Jonathan Schooler: How replicable can psychological science be?: A highly powered multi-site investigation of the robustness of newly discovered findings

There has been an increasing concern among scientists regarding irreproducibility of scientific findings in general, and psychological findings in particular. To date, the understanding of reproducibility has been impeded by two related challenges:

  1. the lack of transparency of the scientific record, and
  2. the retrospective nature of reproducibility studies.

In order to overcome these obstacles, four labs conducted a large scale multi-site prospective multi-replication study.

  1. Each lab independently discovered new psychological findings that were then systematically replicated by the originating laboratory and by the others, following a complex pre-specified sequence of various replications and analyses. In so doing, this project
  2. developed a gold standard for replication protocol, in which every effort was made to design experiments and implement replications in a manner that simultaneously maintained ecological validity while maximizing the likelihood of full replicability, and tested whether the replications of newly devised experimental protocols are associated with declining effect sizes, even when all reasonable efforts are made to minimize such declines.

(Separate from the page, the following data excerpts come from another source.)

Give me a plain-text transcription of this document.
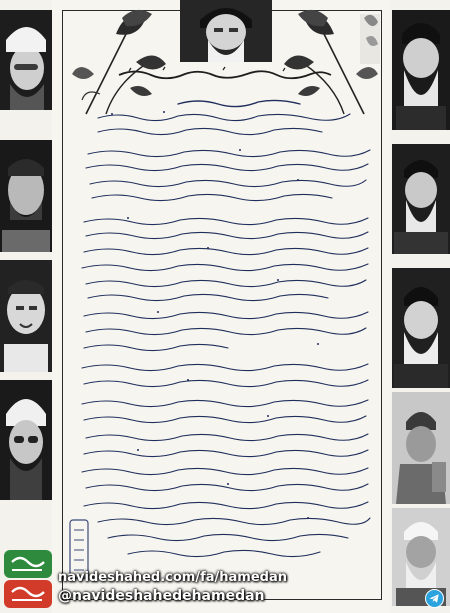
navideshahed.com/fa/hamedan
@navideshahedehamedan
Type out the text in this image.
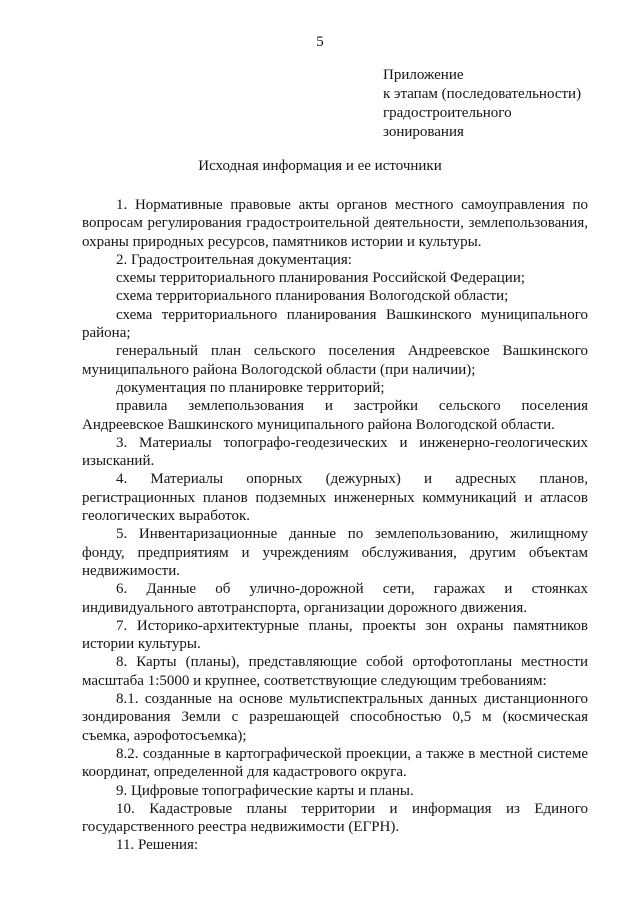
5
Приложение
к этапам (последовательности)
градостроительного
зонирования
Исходная информация и ее источники

1. Нормативные правовые акты органов местного самоуправления по вопросам регулирования градостроительной деятельности, землепользования, охраны природных ресурсов, памятников истории и культуры.

2. Градостроительная документация:

схемы территориального планирования Российской Федерации;

схема территориального планирования Вологодской области;

схема территориального планирования Вашкинского муниципального района;

генеральный план сельского поселения Андреевское Вашкинского муниципального района Вологодской области (при наличии);

документация по планировке территорий;

правила землепользования и застройки сельского поселения Андреевское Вашкинского муниципального района Вологодской области.

3. Материалы топографо-геодезических и инженерно-геологических изысканий.

4. Материалы опорных (дежурных) и адресных планов, регистрационных планов подземных инженерных коммуникаций и атласов геологических выработок.

5. Инвентаризационные данные по землепользованию, жилищному фонду, предприятиям и учреждениям обслуживания, другим объектам недвижимости.

6. Данные об улично-дорожной сети, гаражах и стоянках индивидуального автотранспорта, организации дорожного движения.

7. Историко-архитектурные планы, проекты зон охраны памятников истории культуры.

8. Карты (планы), представляющие собой ортофотопланы местности масштаба 1:5000 и крупнее, соответствующие следующим требованиям:

8.1. созданные на основе мультиспектральных данных дистанционного зондирования Земли с разрешающей способностью 0,5 м (космическая съемка, аэрофотосъемка);

8.2. созданные в картографической проекции, а также в местной системе координат, определенной для кадастрового округа.

9. Цифровые топографические карты и планы.

10. Кадастровые планы территории и информация из Единого государственного реестра недвижимости (ЕГРН).

11. Решения:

Although the project is still underway, preliminary analyses indicate that when a gold standard approach is applied psychological findings are highly robust.

Jonathan Schooler

Professor, University of California at Santa Barbara

Jonathan earned his BA at Hamilton College in 1981 and his Ph.D. at the University of Washington in 1987. He joined the psychology faculty of the University of Pittsburgh as an assistant professor that same year and became a research scientist at Pittsburgh’s Learning Research and Development Center. Named a full professor in 2001, he moved on to the University of British Columbia (UBC) in 2004 as professor of psychology, Canada Research Chair in Social Cognitive Science, and senior investigator at UBC’s Brain Research Centre.In 2007, he joined the faculty at UCSB. Jonathan pursues research on consciousness, memory, the relationship between language and thought, creativity, problem-solving, and decision-making. He is particularly interested in exploring phenomena that intersect between the empirical and the philosophical such as how fluctuations in people’s awareness of their experience mediate mind-wandering and how exposing individuals to philosophical positions alters their behavior. He is an Osher Fellow at the Exploratorium Science Museum in San Francisco, as well as a fellow of the Association for Psychological Science and the Society for Experimental and Social Psychology. His work has been supported by the National Institute of Mental Health, the Unilever Corporation, the Center for Consciousness Studies, the Office of Educational Research, the Bower Foundation, the U.S. Department of Education, the John Templeton Foundation, the Imagination Institute, and the Fetzer Franklin Fund.He currently is on the editorial boards of Consciousness and Cognition, Social Cognitive and Affective Neuroscience, Journal of Imagination, Cognition and Personality, and Psychology of Consciousness: Theory Research and Practice. Dr. Schooler is the author or co-author of more than two hundred papers published in scientific journals or edited volumes and was the editor (with J.C. Cohen) of Scientific Approaches to Consciousness, which was published in 1997 by Lawrence Erlbaum.